Follow-Up: Silica Air Pollution at Fracking Sites Out of Control

by jim on August 6, 2013

sand storm and housesLast summer we told you about a nationwide Centers For Disease Control/National Institute for Occupational Safety and Health (NIOSH) warning to gas and oil field workers about rampant silica air pollution at fracking sites throughout the country. Research had found that pollution standards were being trampled at every site they tested. These were all tests done within the fence line of the well site, so nobody knows what the off-site impacts were/are, or how far downwind they can extend.

Now comes a recent follow-up report that breaks down all the information that was the basis of that 2012 industry warning, and its gruesome. Because it's so detailed, we're pasting it in blocks below in one narrative feed.

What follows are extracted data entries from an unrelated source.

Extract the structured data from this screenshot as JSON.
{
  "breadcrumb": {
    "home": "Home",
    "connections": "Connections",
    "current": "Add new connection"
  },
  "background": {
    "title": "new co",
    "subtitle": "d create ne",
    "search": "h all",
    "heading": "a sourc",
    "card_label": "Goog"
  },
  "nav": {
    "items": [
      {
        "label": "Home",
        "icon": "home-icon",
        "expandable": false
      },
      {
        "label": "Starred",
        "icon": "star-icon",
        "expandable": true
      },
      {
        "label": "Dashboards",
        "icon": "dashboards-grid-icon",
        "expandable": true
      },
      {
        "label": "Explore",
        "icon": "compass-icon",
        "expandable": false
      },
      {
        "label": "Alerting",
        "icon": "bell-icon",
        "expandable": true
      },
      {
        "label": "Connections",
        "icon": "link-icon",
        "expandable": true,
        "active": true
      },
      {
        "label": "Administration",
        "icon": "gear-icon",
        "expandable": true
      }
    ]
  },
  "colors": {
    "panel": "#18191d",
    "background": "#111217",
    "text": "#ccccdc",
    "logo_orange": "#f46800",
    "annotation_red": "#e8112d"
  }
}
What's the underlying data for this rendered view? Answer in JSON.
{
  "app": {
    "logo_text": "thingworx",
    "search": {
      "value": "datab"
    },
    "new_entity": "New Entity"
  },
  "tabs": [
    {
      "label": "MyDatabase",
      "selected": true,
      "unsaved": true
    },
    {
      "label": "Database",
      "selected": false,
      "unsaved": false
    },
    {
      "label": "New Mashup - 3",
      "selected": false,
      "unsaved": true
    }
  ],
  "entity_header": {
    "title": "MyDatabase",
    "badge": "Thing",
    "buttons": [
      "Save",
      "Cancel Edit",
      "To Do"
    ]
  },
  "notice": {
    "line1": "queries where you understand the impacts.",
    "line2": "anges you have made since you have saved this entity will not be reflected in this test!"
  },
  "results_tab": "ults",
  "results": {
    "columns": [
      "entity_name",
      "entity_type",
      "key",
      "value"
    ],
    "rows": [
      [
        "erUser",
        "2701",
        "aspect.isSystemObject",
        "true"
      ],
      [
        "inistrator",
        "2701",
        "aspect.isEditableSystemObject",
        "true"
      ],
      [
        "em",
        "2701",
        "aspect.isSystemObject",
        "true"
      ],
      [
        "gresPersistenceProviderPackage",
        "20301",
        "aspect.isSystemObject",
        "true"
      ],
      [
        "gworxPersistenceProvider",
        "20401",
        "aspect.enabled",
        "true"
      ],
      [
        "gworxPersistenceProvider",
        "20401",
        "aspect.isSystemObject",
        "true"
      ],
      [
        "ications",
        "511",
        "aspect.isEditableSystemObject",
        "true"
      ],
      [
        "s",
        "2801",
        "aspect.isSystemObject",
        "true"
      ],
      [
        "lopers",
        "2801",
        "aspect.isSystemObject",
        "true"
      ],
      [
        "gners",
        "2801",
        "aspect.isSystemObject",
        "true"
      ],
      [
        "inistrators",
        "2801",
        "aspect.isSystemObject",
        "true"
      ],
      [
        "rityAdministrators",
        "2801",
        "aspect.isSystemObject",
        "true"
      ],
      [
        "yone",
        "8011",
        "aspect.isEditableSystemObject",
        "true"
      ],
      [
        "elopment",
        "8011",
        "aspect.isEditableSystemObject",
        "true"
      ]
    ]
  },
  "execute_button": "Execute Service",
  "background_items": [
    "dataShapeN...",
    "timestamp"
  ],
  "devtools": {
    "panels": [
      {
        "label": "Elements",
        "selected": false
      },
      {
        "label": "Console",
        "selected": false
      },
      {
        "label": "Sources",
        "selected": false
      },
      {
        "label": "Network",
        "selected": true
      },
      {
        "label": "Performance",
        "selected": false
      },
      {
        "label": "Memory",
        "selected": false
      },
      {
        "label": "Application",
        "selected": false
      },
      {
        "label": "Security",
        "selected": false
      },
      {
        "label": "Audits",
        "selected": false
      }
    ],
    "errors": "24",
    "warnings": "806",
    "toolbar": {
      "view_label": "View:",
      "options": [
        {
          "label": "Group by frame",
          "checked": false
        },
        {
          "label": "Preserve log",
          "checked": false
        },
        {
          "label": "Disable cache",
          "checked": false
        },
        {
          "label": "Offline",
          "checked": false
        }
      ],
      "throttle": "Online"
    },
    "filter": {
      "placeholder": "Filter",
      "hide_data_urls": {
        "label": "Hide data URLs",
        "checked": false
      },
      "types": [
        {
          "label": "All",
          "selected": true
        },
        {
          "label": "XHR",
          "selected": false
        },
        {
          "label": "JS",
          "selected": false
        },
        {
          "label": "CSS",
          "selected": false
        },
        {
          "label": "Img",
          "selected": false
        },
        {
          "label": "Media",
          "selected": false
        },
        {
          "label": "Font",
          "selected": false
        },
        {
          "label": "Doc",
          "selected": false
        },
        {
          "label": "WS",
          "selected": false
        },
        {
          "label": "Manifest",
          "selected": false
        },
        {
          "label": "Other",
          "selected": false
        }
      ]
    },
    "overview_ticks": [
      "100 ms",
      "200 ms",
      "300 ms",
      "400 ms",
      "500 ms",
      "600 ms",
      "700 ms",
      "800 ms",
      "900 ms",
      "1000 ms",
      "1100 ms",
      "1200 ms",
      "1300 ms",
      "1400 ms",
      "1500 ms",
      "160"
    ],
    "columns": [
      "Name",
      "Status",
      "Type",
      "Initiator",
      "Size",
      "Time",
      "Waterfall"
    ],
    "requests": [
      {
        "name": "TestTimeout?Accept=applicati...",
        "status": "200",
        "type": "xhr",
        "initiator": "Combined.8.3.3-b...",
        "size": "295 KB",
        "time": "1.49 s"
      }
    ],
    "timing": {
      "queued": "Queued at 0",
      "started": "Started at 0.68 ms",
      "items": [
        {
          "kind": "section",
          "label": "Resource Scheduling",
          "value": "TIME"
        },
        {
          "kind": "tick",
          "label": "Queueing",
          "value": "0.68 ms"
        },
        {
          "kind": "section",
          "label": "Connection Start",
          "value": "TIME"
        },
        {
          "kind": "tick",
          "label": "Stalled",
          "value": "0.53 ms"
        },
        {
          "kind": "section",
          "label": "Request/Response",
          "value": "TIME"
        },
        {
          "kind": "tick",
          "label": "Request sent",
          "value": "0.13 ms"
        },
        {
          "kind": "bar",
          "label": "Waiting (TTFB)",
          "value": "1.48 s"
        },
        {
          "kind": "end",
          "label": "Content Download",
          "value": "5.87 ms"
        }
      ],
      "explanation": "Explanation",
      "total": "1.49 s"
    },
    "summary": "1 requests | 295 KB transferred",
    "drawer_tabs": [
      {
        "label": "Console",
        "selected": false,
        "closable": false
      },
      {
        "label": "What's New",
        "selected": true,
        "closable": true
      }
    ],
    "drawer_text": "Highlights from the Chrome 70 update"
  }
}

Fracking uses a lot of sand. There's an entire silica pollution cycle within fracking that's only now getting the attention it deserves. The mining of sand for fracking can take place miles away from the gas or oil plays and threaten new areas never touched by a well. It takes lots and lots of water. There are lots and lots of trucks, and lots of silica in the air at the mine. Just ask the folks along the Red River, to the northwest of DFW in what used to be pristine rolling timbered hill country.

Once it gets to the fracking site, it creates the clouds of silica air pollution that OSHA is so concerned about. The level of exposure the feds found at some of the fracking sites they studied was "enough to overwhelm the maximum use concentration ratings for the half-mask, air-purifying respirators that workers typically wore" while working at the site.  Breathing silica is like breathing sand or cement into your lungs. Eventually it fills them up and hardens your air passageways and you suffocate to death. Happens in the cement industry a lot. We know this is a real and current hazard to workers at the site. We have no idea what kind of hazard it is to people off-site. None. Zero. Nada.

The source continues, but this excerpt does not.